As a psychiatrist, I know, of course, that unresolved, unconscious emotional turmoil can create resistance to change, not to mention profound suffering. I am not negating the power of the past to cast long shadows into the future. And, yet, I also believe that the human mind can be given the permission and coaxed to find the courage to resolve to cast off the psychological shackles that would, otherwise, keep a person frozen in place, possibly for a lifetime.
In order to make the decision to begin a bold, new chapter in your life story, it is important, from the start, to accept that moving forward could be painful—maybe extremely painful—but that the pain will not stop you. That perspective is critical because it creates some separation —cognitively and emotionally—between you and the discomfort of striking out in a new direction or with renewed resolve or despite the risk. And once your mind is given that breathing room, it can resolve to move forward in spite of the pain.
Yes, psychological suffering can—when you summon real intention—be seen as an outside force to tackle, not something that defines you. This is often true even for depression, by the way. It probably does no one any good to say, “I’m depressed.” That suggest you are that condition. Instead, it would be healthier to say, “I have a depression right now that’s really painful, but it’s not going to stop me.” Is that hard to do? You bet it is. Is it possible to do it? I believe it is.
Accept that moving forward could be painful—maybe extremely painful—but that the pain will not stop you.
–Dr. Keith Ablow
Deciding to start a bold, new chapter in your life often brings pain with it because it is unfamiliar terrain, because it tests your self-esteem (Do I really have what it takes to do this?) and because leaving the familiar behind can trigger a kind of homesickness for what once was—even if it was suboptimal, or much worse than that.
Once you accept that moving forward may be painful, but that that won’t stop you, it’s time to let yourself get a little angry. There’s a kind of bloodlust aspect to moving forward to become a more complete version of yourself. You have to kill off the resistance in your way. You have to get pissed off at the tethers binding you to routine. You need the kind of warrior energy that hockey teams and football teams feel running onto the field to do battle with their adversaries.
Yes, psychological suffering can—when you summon real intention—be seen as an outside force to tackle, not something that defines you.
–Dr. Keith Ablow
Is there an adversary when you decide to begin a bold, new chapter of your life story? You bet there is. There’s more than one, in fact. There’s the self-defeating psychological call to stay in your lane, even if your lane is a rut. There are those around you who will tell you not to make waves. There are people who won’t agree your dream is reasonable or who reject your initial efforts or your work product.
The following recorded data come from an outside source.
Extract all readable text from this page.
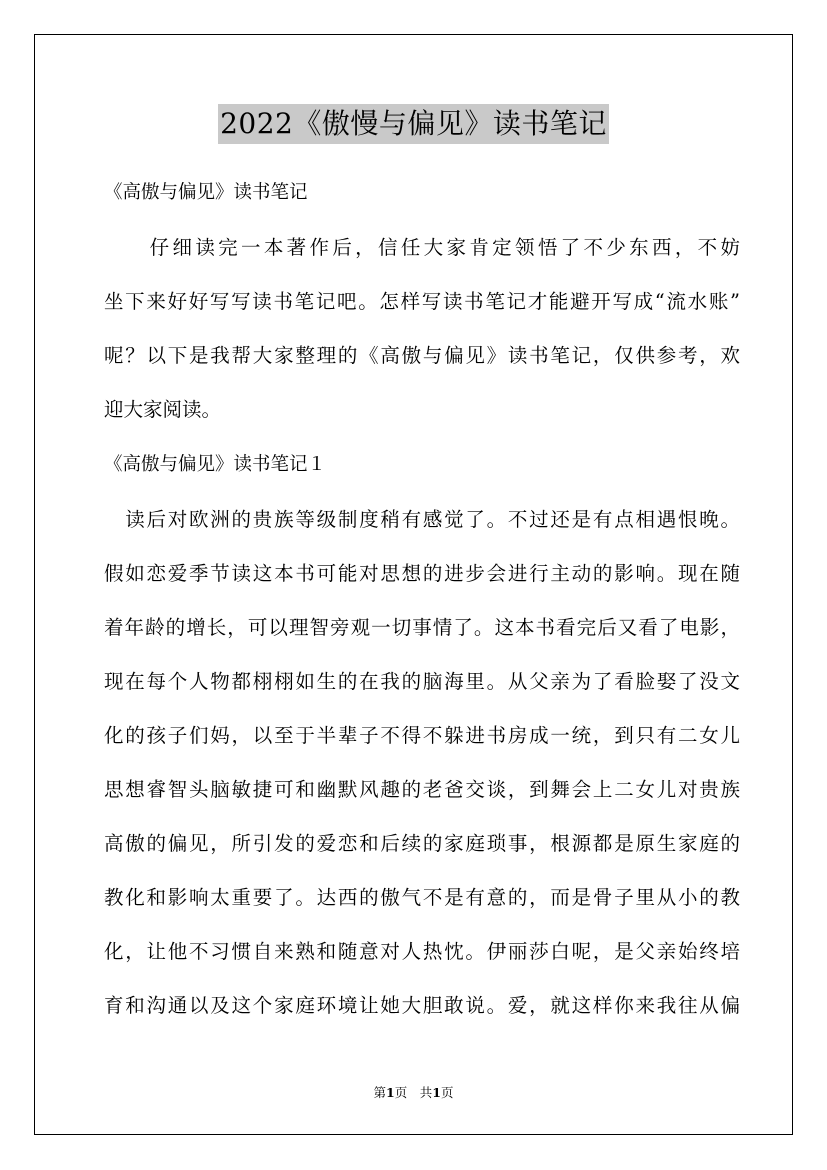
2022《傲慢与偏见》读书笔记

《高傲与偏见》读书笔记

　　仔细读完一本著作后，信任大家肯定领悟了不少东西，不妨

坐下来好好写写读书笔记吧。怎样写读书笔记才能避开写成“流水账”

呢？以下是我帮大家整理的《高傲与偏见》读书笔记，仅供参考，欢

迎大家阅读。

《高傲与偏见》读书笔记１

　读后对欧洲的贵族等级制度稍有感觉了。不过还是有点相遇恨晚。

假如恋爱季节读这本书可能对思想的进步会进行主动的影响。现在随

着年龄的增长，可以理智旁观一切事情了。这本书看完后又看了电影，

现在每个人物都栩栩如生的在我的脑海里。从父亲为了看脸娶了没文

化的孩子们妈，以至于半辈子不得不躲进书房成一统，到只有二女儿

思想睿智头脑敏捷可和幽默风趣的老爸交谈，到舞会上二女儿对贵族

高傲的偏见，所引发的爱恋和后续的家庭琐事，根源都是原生家庭的

教化和影响太重要了。达西的傲气不是有意的，而是骨子里从小的教

化，让他不习惯自来熟和随意对人热忱。伊丽莎白呢，是父亲始终培

育和沟通以及这个家庭环境让她大胆敢说。爱，就这样你来我往从偏

第1页　共1页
Get fighting mad. And let that healthy anger grow in the space you’ve created between yourSELF and your pain. Let yourself swear at the resistance in your way. Tell it to screw itself, out loud. Get out of bed in the morning like you mean it, like you’re being called to the green to face an invading army. Because, you are.
Remember: Breaking the chains that bind you isn’t likely to feel good. It’s going to feel like your wrists and ankles might snap before the iron links do. But, being free of the chains . . . well, that’s a whole other feeling. It’s called feeling alive.